Even before the health reform debate became a bitter partisan fight, Dr. Arthur Garson, Jr., kept a close eye on health care sound bites and myths. He co-wrote a book debunking the top twenty myths on cost, coverage and quality issues: “Health Care Half Truths: Too Many Myths, Not Enough Reality.” He says that the massive amount of confusion plaguing reform efforts confirms just how pervasive such myths continue to be.
As the executive vice president and provost of the University of Virginia, Garson pushes for better understanding of the health care system by the public, policy makers and industry professionals. He began his medical career as a pediatric cardiologist and was president of the American College of Cardiology.
KHN’s Jessica Marcy recently spoke to Garson, here are edited excerpts of the interview:
Were there any specific myths that emerged that you found particularly common or damaging in the health care debate?
There is a myth that there is a government safety net for everybody.
Medicaid and Medicare largely only cover people under 19 and over 64. The U.S. has not wanted to cover the people [who aren’t in those categories] for 50 years. Now, all of a sudden, about 60 percent of them will be covered and everybody’s saying, ‘My goodness, look at how expensive that is.’ Well, yes, they’ve been that expensive for a long time. But, it seems to me it’s the right thing to do.
There’s another myth that says people who work can afford health care. About 80 percent of uninsured people work, but people who are working fulltime in low wage jobs can’t afford insurance. That’s the reason there’s a subsidy. But, again people seem to have forgotten that.
The final myth is that money is available in the system and we don’t need any more. We waste about a third of our health care dollars – about $700 billion – which is an awful lot of money. The people who created this legislation were thinking that since there is that much waste in the system, we ought to be able to get that out. The real question is can they find it and actually use it to cover the uninsured. That’s proving to be difficult.
How does the difference between medical care and Americans’ health play into myths about reforming our national health care system?
There’s a myth that American medical care is terrible and it’s not. American medical care the things that doctors and nurses do – is moderately good, but American health care is terrible. We’re like 45th in the two major indexes of health care: life expectancy and infant mortality.

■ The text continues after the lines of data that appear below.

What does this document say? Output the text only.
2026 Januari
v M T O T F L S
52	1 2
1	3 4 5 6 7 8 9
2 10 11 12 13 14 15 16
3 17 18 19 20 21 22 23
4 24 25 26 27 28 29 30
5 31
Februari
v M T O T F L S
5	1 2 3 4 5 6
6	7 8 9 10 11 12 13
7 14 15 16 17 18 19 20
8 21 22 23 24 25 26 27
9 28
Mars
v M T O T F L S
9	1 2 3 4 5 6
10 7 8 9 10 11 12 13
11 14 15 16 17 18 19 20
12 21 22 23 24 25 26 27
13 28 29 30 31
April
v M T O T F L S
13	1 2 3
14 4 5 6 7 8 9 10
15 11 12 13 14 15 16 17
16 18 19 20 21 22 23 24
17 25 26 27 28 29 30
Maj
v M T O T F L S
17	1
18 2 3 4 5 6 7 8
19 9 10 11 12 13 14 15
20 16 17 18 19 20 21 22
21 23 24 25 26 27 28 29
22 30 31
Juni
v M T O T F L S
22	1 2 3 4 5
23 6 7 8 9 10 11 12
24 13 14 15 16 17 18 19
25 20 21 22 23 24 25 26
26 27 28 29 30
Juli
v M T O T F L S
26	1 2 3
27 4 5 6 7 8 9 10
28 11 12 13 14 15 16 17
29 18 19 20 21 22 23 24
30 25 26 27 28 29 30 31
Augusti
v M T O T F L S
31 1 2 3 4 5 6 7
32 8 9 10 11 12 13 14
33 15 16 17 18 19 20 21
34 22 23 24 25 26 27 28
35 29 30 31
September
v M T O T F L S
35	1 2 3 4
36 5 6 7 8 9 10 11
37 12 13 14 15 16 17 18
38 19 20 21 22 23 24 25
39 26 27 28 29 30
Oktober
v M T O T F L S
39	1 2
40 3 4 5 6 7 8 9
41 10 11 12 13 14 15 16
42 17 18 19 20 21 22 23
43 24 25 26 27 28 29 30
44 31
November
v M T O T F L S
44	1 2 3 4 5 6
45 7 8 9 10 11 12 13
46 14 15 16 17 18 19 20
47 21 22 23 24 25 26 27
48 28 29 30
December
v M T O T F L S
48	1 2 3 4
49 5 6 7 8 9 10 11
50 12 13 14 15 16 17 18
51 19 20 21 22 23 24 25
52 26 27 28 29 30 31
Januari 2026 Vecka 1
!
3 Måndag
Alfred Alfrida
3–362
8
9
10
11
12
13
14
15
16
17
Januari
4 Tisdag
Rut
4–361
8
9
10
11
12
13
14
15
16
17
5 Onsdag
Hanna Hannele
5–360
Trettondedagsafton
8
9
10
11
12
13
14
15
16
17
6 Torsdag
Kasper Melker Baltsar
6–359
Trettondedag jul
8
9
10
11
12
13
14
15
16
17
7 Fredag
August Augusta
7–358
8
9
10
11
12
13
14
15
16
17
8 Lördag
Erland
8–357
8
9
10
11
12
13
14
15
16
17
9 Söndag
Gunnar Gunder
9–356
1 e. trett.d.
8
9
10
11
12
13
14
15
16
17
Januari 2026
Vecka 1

So how does that play out in the [health law]? The two major things that we can do something about are lifestyle and access. People will live longer if they don’t smoke, if they’re not 300 pounds, if they don’t do drugs and if they don’t kill each other. People will also live longer if they can get to see the appropriate health care provider at the appropriate time. But you can’t just fix medical care and expect health to get better.
With so much misinformation and confusion, how can people wade through it all of it to find accurate, balanced information?
There are three things that might help to put things into perspective. One, the public has a right to a single, seamless government safety net. Every other country in the world has one. But, people ought to pay for it to the extent they can and should not expect it to be cheap. We probably also can’t expect them to do it voluntarily.
Two, there’s a lot of waste in the system, but it’s going to take a multi-factorial way to find that money that comes in drips and drabs, and apply it to the uninsured.
Third, we have to change the delivery system and start to consider the patient as a part of the [medical] workforce. They can take part in their own health care and should have higher insurance premiums if they are persistent in smoking and weighing 300 pounds. We should change the scope of practice for what nurses can do, as the Institute of Medicine recommended (ADD LINK HERE) but we should do it carefully and based on evidence. Finally, we want to think about the use of non professionals to do what they can be trained to do. That is my whole Grand-Aides program, which uses well-trained and supervised laypeople [to work as bridges between patients and health care workers].
If you had to write an addendum to your book following the passage of the health law, what might you add?
In the book, we did point out that the states are different and that some reform may wind up through the states. I find it very interesting that the current act really gives a lot of responsibility to states in how they’re going to deal with insurance exchanges and delivery systems, especially whether they’ll be private or public and whether the states will want to opt in or opt out. The states are really different laboratories. State innovation is alive and well and I think we’ll see a lot more of that.